Хома перевёл взгляд на хозяина дома, высказался негодующе:

– А ты чево молчишь, Степан, яко сыч в ночи, лесну мышь поджидающи? Реки слово своё!

Боярин Печка очнулся от своих дум, поднял голову, и, вдруг, сказал совсем не то, что от него ожидали гости:

– Приснилси мне намедни сон, братья, будто мать-упокойница квашню на кухне затеяла. Месит и месит мутовкой-то, да на меня поглядыват. А посля изрекла с укоризною: чево, мол, овсы-то не сеешь, сынок? Время, мол, уходит! Я чуть с лавки не грохнулси. А сестра младшая, тоже упокойница, сидит напротив, да на юбку свою, на задницу, заплату ставит, да не ниткой тонкой, а аж дратвой сапожной заплату-то пришиват, на меня тако-то хитренько зенками-то своими лупит, однако помалкиват. К чему бы энто, браты?

Бояре от неожиданности переглянулись, пыл их спорный тут же и остыл. Наконец боярин Воробей, усмехнувшись, брякнул:

– Энто мать твою, Степан, черти на том свете голодом заморили – вот она тебе знак и подаёт, тесто месит! А што касаемо сестры, тако черти с неё усю одягу содрали, да плясать нагишом заставили.

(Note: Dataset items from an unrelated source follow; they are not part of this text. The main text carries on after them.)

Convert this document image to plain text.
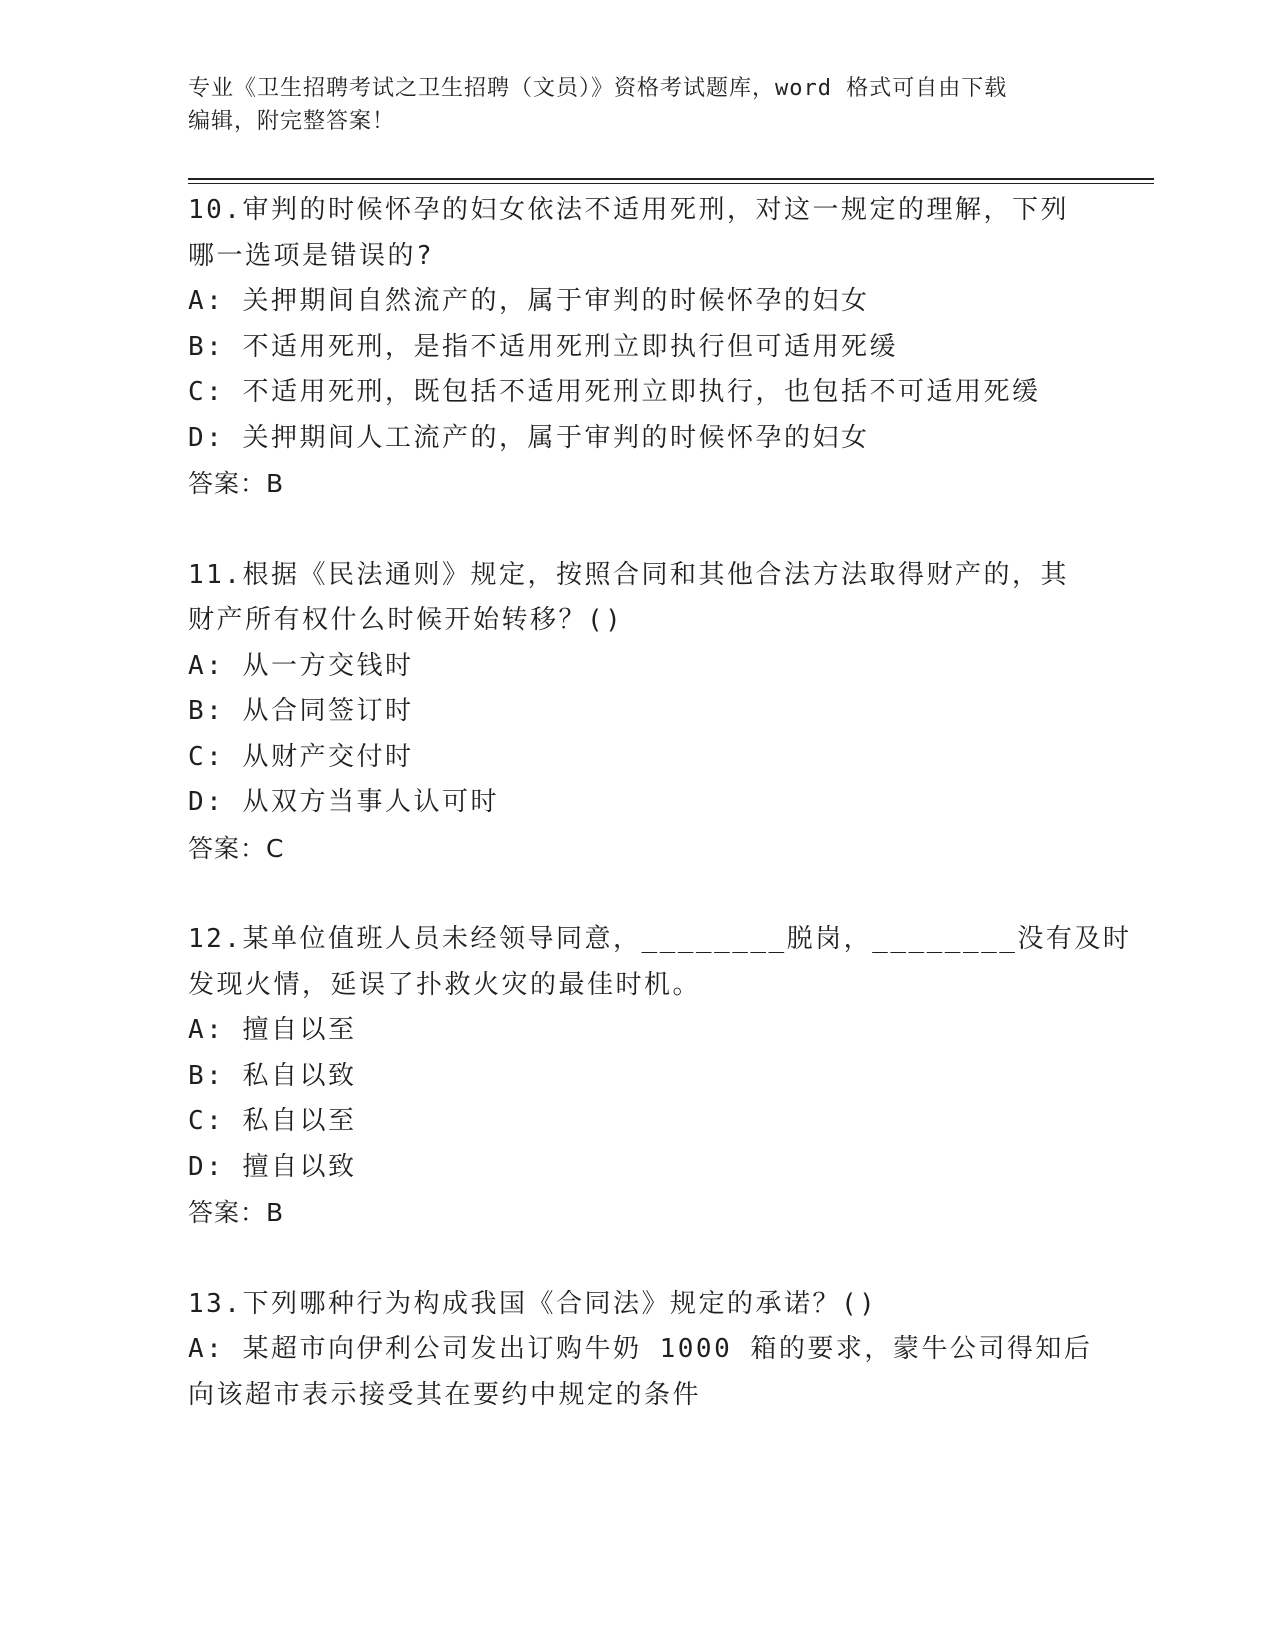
专业《卫生招聘考试之卫生招聘（文员）》资格考试题库，word 格式可自由下载
编辑，附完整答案！
10.审判的时候怀孕的妇女依法不适用死刑，对这一规定的理解，下列
哪一选项是错误的?
A: 关押期间自然流产的，属于审判的时候怀孕的妇女
B: 不适用死刑，是指不适用死刑立即执行但可适用死缓
C: 不适用死刑，既包括不适用死刑立即执行，也包括不可适用死缓
D: 关押期间人工流产的，属于审判的时候怀孕的妇女
答案：B
11.根据《民法通则》规定，按照合同和其他合法方法取得财产的，其
财产所有权什么时候开始转移？()
A: 从一方交钱时
B: 从合同签订时
C: 从财产交付时
D: 从双方当事人认可时
答案：C
12.某单位值班人员未经领导同意，________脱岗，________没有及时
发现火情，延误了扑救火灾的最佳时机。
A: 擅自以至
B: 私自以致
C: 私自以至
D: 擅自以致
答案：B
13.下列哪种行为构成我国《合同法》规定的承诺？()
A: 某超市向伊利公司发出订购牛奶 1000 箱的要求，蒙牛公司得知后
向该超市表示接受其在要约中规定的条件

Боярин Трифон, наоборот, серьёзно и солидно посоветовал:

– Ты, Степан, иди к обедне в собор наш Софийской, да паломникам на паперти, каликам перехожим, пирогов-то и снеси, да свечку пред образом Богоматери поставь ради помина души матери своей и сестры, – вот оно Богу-то и угодно будет, да и твоей душе полегчает.

Боярин Хома Сукота, как-то боязливо оглянувшись по сторонам, не слушает ли кто его ересь, посоветовал иное:

– Нет, не тако! Надо пирог в огород вынесть. Пущай птицы вольные ево расклюют – вот и будет жертва Даждьбогу и матери твоей облегченье выйдет, а для сестры юбку нову на забор повесь; к Макоши, богине и покровительнице баб и девок, обращенье сотвори, прими, мол, от чистова сердца, братскова, – вот и сестре твоея благо быти….

Глава 6. ДНИ ГРОЗНЫЕ

Родий, выехав из замка Армцвальд ещё рано утром, через сутки добрался до Изборска, возле которого, в лесу, скрытно от людей расположился половецкий отряд Джухи. Здесь же Родий застал Гринько и сотника Зуба.

Конный отряд обосновался в этих местах солидно: с шалашами из елового лапника, землянками с бревенчатыми стенками внутри, с загоном для овец. Рядом с уртоном конников протекал тихий лесной ручей, а на таёжных полянках было вволю травы для отрядных лошадей и тех же овец.

– Ну, братья, я гляжу, вы тута основательно обустроились! – радовался Родий, обнимая, встретившего его первым, Гринько. – Лишь бы ливонцы не пронюхали.

– Никто, Родя, покуда не пронюхал! – успокоил Гринько. – А в Изборск, окромя меня, да Зуба никто не ходил. Корм и овец мы купили в селе Малинном и сидим тута тихонько. А яко ты-то? Повидался с Миндовгом-то?

– Повидался, Гриня! – тихо ответил Родий, оглянувшись по сторонам. – Встретил король хорошо. Поговорили о делах наших, грешных. Предложение наше он отверг, мол, неможно ему пока с нами быти противу крестоносцев, но твёрдо пообещал не чинить препон князю нашему, Александру Ярославичу, в походе его ратном противу ордена. О том донести мне надо князю наискорейше.

В лице Гринько промелькнула тень сомнения:

– Что-то не верится мне, Родя, – также негромко заговорил он. – Чем энто ты очаровал литовца? Он же теперя католик и обязан исполнять волю папы Инокентия, а тот ведь вражина всему нашему русскому миру, миру православному.